The door slammed closed behind him as he stretched his arms to block our panicked escape. “Nobody move! I’m so sorry I’m late. I got so wrapped up in this equation I’ve been working on I completely lost track of time! I’m giving you all an A for the day for waiting. Now let’s make the most of these last twenty minutes.”

Apart from being relieved about getting a few badly needed extra points, it baffled me how someone could be so engrossed in a math problem he could forget about his class. And then this week came along. Tuesday came and went without me updating my blog, then Wednesday…it’s now Thursday and I realized I’ve been so wrapped up in a new project of my own I’d completely forgotten about you!

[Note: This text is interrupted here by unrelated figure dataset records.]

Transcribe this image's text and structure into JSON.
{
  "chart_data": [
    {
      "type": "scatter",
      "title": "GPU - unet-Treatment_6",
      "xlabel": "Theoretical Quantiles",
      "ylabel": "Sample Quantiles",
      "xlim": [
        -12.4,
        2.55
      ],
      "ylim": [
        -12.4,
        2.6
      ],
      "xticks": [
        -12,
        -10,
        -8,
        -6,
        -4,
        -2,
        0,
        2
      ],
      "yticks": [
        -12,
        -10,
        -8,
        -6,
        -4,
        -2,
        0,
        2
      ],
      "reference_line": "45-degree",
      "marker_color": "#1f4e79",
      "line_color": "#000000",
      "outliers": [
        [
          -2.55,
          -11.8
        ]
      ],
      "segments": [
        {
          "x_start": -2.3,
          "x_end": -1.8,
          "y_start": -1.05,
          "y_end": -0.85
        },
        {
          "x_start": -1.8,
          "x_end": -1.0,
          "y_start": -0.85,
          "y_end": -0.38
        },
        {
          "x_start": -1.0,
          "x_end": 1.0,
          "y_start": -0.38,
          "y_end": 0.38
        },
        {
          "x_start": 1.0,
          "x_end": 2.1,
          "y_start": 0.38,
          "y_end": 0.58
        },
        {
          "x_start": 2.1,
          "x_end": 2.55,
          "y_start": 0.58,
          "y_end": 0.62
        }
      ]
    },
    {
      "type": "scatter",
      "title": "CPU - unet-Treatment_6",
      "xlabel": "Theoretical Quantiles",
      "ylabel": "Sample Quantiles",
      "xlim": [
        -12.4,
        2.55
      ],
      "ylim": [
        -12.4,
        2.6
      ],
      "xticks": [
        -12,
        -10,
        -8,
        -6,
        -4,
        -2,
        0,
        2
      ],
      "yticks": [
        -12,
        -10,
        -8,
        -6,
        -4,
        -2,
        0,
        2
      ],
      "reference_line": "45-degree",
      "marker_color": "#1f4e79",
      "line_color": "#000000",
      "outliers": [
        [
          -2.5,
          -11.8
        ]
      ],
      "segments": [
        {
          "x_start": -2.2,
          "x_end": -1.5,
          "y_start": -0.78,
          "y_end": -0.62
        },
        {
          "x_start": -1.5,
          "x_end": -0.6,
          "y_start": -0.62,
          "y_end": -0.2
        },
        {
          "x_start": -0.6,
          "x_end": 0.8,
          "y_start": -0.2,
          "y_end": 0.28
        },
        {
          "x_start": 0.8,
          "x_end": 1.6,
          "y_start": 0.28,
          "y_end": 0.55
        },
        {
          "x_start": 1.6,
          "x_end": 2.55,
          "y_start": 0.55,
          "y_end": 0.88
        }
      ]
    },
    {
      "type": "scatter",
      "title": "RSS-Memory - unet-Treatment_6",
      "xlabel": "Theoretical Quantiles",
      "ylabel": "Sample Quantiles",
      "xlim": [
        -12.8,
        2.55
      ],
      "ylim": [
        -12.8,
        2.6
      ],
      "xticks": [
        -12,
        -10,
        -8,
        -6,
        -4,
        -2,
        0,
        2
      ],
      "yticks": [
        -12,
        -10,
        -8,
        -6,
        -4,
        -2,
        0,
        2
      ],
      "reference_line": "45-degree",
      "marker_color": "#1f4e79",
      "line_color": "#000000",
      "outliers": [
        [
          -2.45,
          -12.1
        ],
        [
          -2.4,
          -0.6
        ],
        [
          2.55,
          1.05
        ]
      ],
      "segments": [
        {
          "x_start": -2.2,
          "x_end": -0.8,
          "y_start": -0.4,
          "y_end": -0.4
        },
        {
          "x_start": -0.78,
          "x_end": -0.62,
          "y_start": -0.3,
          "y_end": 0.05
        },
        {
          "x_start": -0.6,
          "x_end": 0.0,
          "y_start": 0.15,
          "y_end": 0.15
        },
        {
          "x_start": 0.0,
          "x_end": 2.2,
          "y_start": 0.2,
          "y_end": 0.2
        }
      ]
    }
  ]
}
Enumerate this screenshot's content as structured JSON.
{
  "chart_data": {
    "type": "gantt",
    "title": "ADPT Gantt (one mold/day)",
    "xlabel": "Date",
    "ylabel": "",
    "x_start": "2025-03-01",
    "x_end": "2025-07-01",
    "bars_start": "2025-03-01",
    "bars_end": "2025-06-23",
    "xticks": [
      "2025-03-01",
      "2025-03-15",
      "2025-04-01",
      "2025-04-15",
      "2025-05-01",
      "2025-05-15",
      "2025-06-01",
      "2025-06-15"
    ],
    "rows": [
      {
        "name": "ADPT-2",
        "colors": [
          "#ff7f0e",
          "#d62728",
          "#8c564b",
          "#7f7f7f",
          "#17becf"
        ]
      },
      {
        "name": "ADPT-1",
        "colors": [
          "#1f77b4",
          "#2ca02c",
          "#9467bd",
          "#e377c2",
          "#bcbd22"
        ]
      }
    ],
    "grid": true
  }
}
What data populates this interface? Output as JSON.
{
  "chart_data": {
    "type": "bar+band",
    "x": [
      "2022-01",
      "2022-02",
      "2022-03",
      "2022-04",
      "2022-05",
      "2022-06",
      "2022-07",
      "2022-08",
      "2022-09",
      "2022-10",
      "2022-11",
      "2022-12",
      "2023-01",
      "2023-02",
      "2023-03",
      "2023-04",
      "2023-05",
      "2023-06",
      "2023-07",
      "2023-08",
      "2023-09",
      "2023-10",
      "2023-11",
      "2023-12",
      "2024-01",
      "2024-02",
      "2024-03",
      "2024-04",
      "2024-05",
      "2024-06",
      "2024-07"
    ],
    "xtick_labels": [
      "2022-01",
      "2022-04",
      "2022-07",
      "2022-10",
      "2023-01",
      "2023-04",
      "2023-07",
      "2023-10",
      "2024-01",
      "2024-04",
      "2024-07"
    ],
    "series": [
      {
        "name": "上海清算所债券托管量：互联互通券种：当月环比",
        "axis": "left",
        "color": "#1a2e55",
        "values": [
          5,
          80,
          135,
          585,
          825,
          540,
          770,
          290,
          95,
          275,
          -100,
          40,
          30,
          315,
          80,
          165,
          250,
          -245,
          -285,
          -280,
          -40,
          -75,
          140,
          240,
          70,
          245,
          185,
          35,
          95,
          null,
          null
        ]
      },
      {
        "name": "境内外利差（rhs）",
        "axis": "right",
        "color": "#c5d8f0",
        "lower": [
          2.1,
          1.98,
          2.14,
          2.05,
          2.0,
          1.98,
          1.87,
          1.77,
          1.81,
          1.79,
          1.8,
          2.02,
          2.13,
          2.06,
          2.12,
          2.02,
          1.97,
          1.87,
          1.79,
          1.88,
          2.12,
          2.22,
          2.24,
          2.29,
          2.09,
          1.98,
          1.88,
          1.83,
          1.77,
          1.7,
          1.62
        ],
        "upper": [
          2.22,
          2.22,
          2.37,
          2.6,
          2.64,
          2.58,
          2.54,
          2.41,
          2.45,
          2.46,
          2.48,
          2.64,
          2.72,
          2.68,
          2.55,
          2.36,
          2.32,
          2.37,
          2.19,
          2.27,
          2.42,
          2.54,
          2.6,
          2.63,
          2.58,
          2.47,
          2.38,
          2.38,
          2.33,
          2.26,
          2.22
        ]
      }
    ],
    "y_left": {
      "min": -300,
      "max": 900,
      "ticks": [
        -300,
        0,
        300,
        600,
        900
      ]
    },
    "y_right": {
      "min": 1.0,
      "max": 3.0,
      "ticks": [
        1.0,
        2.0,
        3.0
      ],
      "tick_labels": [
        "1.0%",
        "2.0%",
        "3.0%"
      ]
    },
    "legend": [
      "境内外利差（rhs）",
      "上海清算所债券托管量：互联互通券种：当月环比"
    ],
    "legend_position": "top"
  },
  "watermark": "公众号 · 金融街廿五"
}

I’ve come to realize over the course of the past eight years, it doesn’t matter if its writing, playing music, saving lives, or even solving complex math equations — if you’re truly passionate about something, you’re going to lose all track of time at some point. I loved working as a volunteer in the Emergency Room. I enjoyed helping others and shadowing the doctors as they listened to the patient and tried to determine exactly what was wrong and how to best treat the illness or injury. But looking back, I was never as passionate about medicine as I have become about writing. I have never felt more at home with myself as I do with a pen in my hand and words on a page. And with one other exception, it’s rare that I’ve felt as passionate about a specific project as I do about the one I’m working on right now. A project I hope to share with you very soon.

What are you passionate about when it comes to writing? Do you thrill at the thought of creating a brand new world? Do you forget about the roast in the oven while carefully crafting a devotional article? Or do you tend to seek the truth through non-fiction? Whatever it is, I hope that like my professor, you throw yourself so fully into your writing that everything else is forgotten for a few extra minutes today. And then again tomorrow.

Oh, and by the way, my professor managed to solve that equation by the end of the semester and I walked out of that class with the only C I’ve ever been proud of despite bombing the final, and largely due to the kindness of a man who saw me diligently struggling through the concepts and continually asking for help from him and a couple of other classmates.